Language or not

repo

What statistical characteristics can be used to identify language?

Suppose I hand you a text in a language that you don't know. Perhaps it's in a Latin-based orthography, perhaps not. Let's assume for the sake of simplicity that it enough spaces to apparently be broken into words.

Can you tell me whether or not that text is actually language?

After all, I can generate random strings of letters (and spaces) that will more or less look like language. Let's assume for the time being that this "generator" works on principles that we don't know. It's a black box: you push the button, and out comes "some language."

Now, let's make it more interesting. Suppose that sometimes, our black box outputs real text from real language, but uses some simple encryption algorithm to disguise it. In other words, it might eat some Spanish text, and then go about substituting "a" for "o", "m" for "n", whatever, until out the other end comes something that looks nothing like Spanish.

Yes, this Faux Spanish will have exactly the same statistical properties as the original Spanish text. (Except that it can no longer be compared directly to other Spanish texts--we wouldn't know to compare it to Spanish in the first place).

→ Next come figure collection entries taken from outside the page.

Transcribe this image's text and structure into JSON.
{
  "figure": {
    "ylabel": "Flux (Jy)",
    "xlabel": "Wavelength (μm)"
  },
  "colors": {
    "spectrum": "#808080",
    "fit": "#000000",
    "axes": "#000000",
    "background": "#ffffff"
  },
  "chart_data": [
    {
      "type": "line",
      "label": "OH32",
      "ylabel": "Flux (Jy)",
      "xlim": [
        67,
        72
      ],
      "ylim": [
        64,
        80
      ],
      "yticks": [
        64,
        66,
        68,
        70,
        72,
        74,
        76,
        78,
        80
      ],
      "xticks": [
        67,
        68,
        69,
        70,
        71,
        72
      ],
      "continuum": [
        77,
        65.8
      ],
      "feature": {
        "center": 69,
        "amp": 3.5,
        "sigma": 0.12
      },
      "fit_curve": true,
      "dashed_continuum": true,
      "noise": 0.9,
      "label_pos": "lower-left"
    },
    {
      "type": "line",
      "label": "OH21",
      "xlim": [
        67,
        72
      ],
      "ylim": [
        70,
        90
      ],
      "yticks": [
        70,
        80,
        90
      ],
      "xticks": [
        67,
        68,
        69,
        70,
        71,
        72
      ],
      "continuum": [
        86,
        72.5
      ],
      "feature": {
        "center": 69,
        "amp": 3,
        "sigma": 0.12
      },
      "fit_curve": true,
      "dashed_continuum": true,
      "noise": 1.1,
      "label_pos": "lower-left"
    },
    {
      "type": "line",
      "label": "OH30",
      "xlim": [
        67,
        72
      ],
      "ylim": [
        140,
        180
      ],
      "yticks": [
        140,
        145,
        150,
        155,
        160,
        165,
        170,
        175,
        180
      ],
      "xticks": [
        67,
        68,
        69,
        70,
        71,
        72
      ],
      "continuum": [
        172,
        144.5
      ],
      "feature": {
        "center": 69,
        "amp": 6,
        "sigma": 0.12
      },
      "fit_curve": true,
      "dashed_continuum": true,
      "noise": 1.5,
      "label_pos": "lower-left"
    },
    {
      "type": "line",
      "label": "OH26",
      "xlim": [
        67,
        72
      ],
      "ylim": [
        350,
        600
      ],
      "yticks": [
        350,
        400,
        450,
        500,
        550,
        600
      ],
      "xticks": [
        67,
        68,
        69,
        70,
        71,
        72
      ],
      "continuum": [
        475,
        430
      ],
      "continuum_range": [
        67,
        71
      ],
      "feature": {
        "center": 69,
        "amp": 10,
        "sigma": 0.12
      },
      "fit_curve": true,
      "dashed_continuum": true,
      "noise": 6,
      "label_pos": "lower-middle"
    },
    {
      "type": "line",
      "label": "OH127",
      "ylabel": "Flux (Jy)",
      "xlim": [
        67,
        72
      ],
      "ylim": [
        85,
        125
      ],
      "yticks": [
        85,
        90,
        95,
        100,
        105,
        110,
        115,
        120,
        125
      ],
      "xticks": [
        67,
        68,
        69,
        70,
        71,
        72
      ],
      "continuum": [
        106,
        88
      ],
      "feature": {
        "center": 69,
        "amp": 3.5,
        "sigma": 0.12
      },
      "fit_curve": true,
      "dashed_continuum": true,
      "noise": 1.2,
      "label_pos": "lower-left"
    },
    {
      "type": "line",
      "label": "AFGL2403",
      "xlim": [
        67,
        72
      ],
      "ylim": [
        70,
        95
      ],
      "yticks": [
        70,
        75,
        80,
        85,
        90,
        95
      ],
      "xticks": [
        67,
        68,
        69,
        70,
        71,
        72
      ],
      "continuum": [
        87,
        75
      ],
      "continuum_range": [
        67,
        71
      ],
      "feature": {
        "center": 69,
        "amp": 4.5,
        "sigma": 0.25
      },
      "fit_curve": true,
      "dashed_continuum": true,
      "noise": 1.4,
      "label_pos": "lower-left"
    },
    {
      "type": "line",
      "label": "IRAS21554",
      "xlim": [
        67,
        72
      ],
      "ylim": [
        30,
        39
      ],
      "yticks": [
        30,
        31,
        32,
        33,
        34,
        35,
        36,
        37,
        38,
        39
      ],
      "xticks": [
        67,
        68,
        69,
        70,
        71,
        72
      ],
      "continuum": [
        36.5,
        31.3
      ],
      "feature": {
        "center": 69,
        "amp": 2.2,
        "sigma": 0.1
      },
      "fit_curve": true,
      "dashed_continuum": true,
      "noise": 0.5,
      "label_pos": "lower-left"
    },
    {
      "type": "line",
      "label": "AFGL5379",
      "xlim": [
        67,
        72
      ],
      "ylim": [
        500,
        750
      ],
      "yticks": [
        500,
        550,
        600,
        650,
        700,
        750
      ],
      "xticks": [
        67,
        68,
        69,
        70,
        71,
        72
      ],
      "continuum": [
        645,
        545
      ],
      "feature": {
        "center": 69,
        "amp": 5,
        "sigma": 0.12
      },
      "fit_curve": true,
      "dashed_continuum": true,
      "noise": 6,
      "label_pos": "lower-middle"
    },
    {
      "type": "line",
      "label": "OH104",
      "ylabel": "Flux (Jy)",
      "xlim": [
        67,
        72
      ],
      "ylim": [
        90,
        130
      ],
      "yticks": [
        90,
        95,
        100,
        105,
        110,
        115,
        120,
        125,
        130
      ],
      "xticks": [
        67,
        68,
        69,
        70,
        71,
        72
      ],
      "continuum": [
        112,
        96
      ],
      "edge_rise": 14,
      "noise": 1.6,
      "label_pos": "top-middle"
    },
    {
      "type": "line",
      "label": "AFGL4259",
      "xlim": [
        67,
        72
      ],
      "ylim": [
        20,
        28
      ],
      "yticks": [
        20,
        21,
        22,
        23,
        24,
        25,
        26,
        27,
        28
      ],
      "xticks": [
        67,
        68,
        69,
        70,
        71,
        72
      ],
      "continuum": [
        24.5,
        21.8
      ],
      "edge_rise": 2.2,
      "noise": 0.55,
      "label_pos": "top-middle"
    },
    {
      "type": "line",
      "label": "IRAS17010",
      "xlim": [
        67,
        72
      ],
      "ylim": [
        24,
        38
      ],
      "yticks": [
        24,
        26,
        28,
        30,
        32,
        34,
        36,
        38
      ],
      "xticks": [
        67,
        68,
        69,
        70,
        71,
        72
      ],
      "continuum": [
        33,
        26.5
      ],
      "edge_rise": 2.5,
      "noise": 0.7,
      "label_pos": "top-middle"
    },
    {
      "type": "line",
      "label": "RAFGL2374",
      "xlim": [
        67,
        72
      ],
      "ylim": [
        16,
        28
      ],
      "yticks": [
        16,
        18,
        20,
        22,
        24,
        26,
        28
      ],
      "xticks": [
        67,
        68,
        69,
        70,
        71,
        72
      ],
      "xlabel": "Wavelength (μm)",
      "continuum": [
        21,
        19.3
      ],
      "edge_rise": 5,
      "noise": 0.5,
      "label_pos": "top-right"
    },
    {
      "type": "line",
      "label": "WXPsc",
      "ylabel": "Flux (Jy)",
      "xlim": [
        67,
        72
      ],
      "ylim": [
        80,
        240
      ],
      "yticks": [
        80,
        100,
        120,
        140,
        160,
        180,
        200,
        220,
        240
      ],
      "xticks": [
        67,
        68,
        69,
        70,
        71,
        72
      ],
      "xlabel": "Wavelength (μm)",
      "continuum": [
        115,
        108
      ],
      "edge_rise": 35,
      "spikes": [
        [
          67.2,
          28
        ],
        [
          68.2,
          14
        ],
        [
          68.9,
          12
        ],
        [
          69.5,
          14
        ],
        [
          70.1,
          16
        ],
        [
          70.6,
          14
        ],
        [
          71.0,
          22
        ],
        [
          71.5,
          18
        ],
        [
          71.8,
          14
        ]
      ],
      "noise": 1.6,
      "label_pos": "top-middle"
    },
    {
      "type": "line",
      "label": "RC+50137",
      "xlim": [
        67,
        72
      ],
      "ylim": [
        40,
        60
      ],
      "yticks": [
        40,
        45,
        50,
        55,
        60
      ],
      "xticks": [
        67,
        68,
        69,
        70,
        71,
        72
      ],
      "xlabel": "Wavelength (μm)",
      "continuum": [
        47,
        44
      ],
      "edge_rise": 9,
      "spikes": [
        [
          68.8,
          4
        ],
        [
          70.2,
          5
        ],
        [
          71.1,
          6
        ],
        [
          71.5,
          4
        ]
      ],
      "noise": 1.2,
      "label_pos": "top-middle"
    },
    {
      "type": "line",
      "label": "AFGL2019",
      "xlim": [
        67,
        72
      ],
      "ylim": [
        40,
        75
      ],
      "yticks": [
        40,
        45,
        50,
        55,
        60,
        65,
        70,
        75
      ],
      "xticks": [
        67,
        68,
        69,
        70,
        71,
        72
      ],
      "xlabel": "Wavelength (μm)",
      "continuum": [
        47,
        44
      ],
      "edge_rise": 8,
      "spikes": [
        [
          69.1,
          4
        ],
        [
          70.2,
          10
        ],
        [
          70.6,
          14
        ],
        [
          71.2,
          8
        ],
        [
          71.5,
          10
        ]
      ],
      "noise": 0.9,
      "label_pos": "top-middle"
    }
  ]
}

Here's the question: given such a black box, is it possible to determine whether a given output is an encoded "real" language or not?

The question is partly rhetorical, after all, if the investigator succeeds in finding some statistical metric to identify the fake (not faux) language, that metric could be incorporated into the generation algorithm.

Nonetheless, it seems like a fun game. Let's try building the black box, and then devising identifiers that try to identify fake vs. faux.